I'm actually quite excited about this video because I tried my hardest to pack all the key info I could think of into a 90 minute talk -- the goal is to be the one place I point coders at when they ask "hey tell me everything I need to know about LLMs".
Having said that, I'm sure I missed things or there are bits that are unclear -- this is my first attempt at doing this, and I plan to expand this out into a full course at some point. So please tell me any questions you still have after watching the video, or let me know of any concepts you think I should have covered but didn't.
I'm actually heading to bed shortly (it's getting late here in Australia!) so not sure I'll be able to answer many questions until morning, sorry. But I'll definitely take a look at this page when I get up. I'll also add links to relevant papers and stuff in the YouTube description tomorrow.
(Oh I should mention -- I didn't cover any ethical or policy issues; not because they're not important, but because I decided to focus entirely on technical issues for this talk.)
I thought the selection of projects was great - some OpenAI API hacking including a Code Interpreter imitation created using OpenAI functions, then some Hugging Face model local LLM execution, and then a fine-tuning example to build a text-to-SQL model somehow crammed into just 10 minutes at the end!
At https://youtu.be/jkrNMKz9pWU?si=Dvz-Hs4InJXNozhi&t=3278 when talking about valid use cases for a local model vs GPT4 is: "You might want to create your own model that's particularly good at solving the kinds of problems that you need to solve using fine tuning, and these are all things that you absolutely can get better than GPT4 performance".
In regards to this, there's an idea I've been thinking about for some time: Imagine a chatbot that is backed by multiple "small" models (such as 7B parameters), where each model is fine tuned for a specific task. Could such a system outperform GPT4?
Here's a high level overview how I imagine this to work:
- Context/prompt is sent to a "router model", which is trained to determine what kind of expert model can best answer/complete the prompt.

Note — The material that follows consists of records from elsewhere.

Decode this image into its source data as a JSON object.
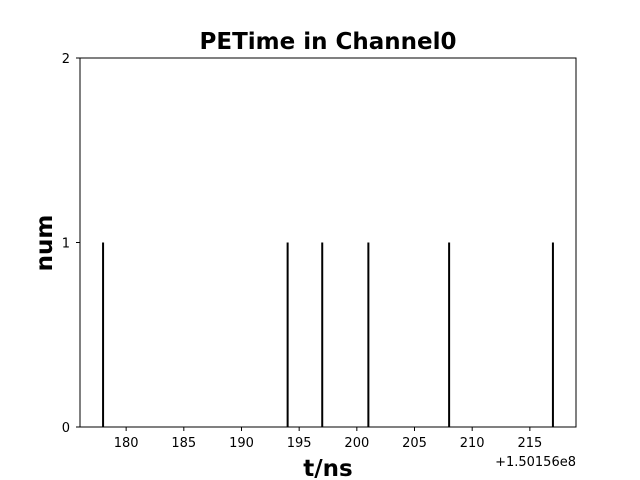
{
  "chart_data": {
    "type": "bar",
    "title": "PETime in Channel0",
    "xlabel": "t/ns",
    "ylabel": "num",
    "x_offset_label": "+1.50156e8",
    "x_offset": 150156000,
    "xlim": [
      176,
      219
    ],
    "ylim": [
      0,
      2
    ],
    "xticks": [
      180,
      185,
      190,
      195,
      200,
      205,
      210,
      215
    ],
    "yticks": [
      0,
      1,
      2
    ],
    "x": [
      178,
      194,
      197,
      201,
      208,
      217
    ],
    "values": [
      1,
      1,
      1,
      1,
      1,
      1
    ],
    "grid": false,
    "colors": {
      "bars": "#000000",
      "axes": "#000000",
      "background": "#ffffff"
    }
  }
}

- The system then passes the context/prompt to the expert model and returns that answer.
- If no expert model is found, just use a generic instruct tuned general purpose LLM to answer
If you can theoretically get better than GPT4 performance on a small models fine tuned for that task, maybe a cluster of such small models could collectively outperform GPT4.
Does that make sense?
I find just by trying something I discover a new use.
A good example the other day was I needed to convert a spreadsheet of addresses into GeoJSON to use as a map layer. Being in a particularly lazy mood I decided to see how well ChatGPT would handle it.
As a first step I gave it one pair of lat/long and asked it to convert the deg/min to decimal. No problem, showed all the workings.
I then gave it all the whole lat/long column and said not to show workings and it output that fine.
I then created a sample JSON structure with placeholders and said I will provide a data set to populate the structure and to use the column names for replacing the placeholders.
Dropped in the data and it generates the JSON perfectly.
What was interesting is that it redid the lat/long conversion and also incremented an id property I didn't mention without prompting. Was quite impressed with that.
What an explanation. He clearly break downs concepts making it easier to understand
That’s why I love HN also discovering something new
(Caveat, of course there’s many such people in all domains, Jeremy is simply one of the people I both know of, and admire deeply.)
Video tutorial on language models by Jeremy Howard from fast.ai. In the tutorial, Howard explains the basics of language models and how to use them in practice. He starts by defining a language model as something that can predict the next word of a sentence or fill in missing words. He demonstrates this using an open AI language model called text DaVinci 003.
Howard explains that language models work by predicting the probability of various possible next words based on the given context. He shows how to use language models for creative brainstorming and playing with different word predictions.
He then discusses language model training and fine-tuning processes, using the ULMfit approach as an example. He explains the three steps of language model training: pre-training, language model fine-tuning, and classifier fine-tuning. He mentions the importance of fine-tuning language models for specific tasks to make them more useful.
Howard also demonstrates how to use the open AI API to access language models programmatically. He shows examples of using the API to generate text, ask questions, perform code interpretation, and even extract text from images using OCR.
Additionally, he discusses the options for running language models on your own computer, such as using GPUs, renting GPU servers, or utilizing cloud platforms like Kaggle and Colab.
He mentions the Transformers library from Hugging Face, which provides pre-trained models and data sets for language processing tasks. He highlights the benefits of fine-tuning models and using retrieval augmented generation to combine document retrieval with language generation.
The tutorial concludes with a discussion on other options for running language models, including using private GPT models, Mac-based solutions like H2O GPT and lima.cpp, and the possibility of fine-tuning models with custom data sets.
Overall, the tutorial provides a comprehensive overview of language models, their applications, and different ways to use them, both with open AI models and on your own computer.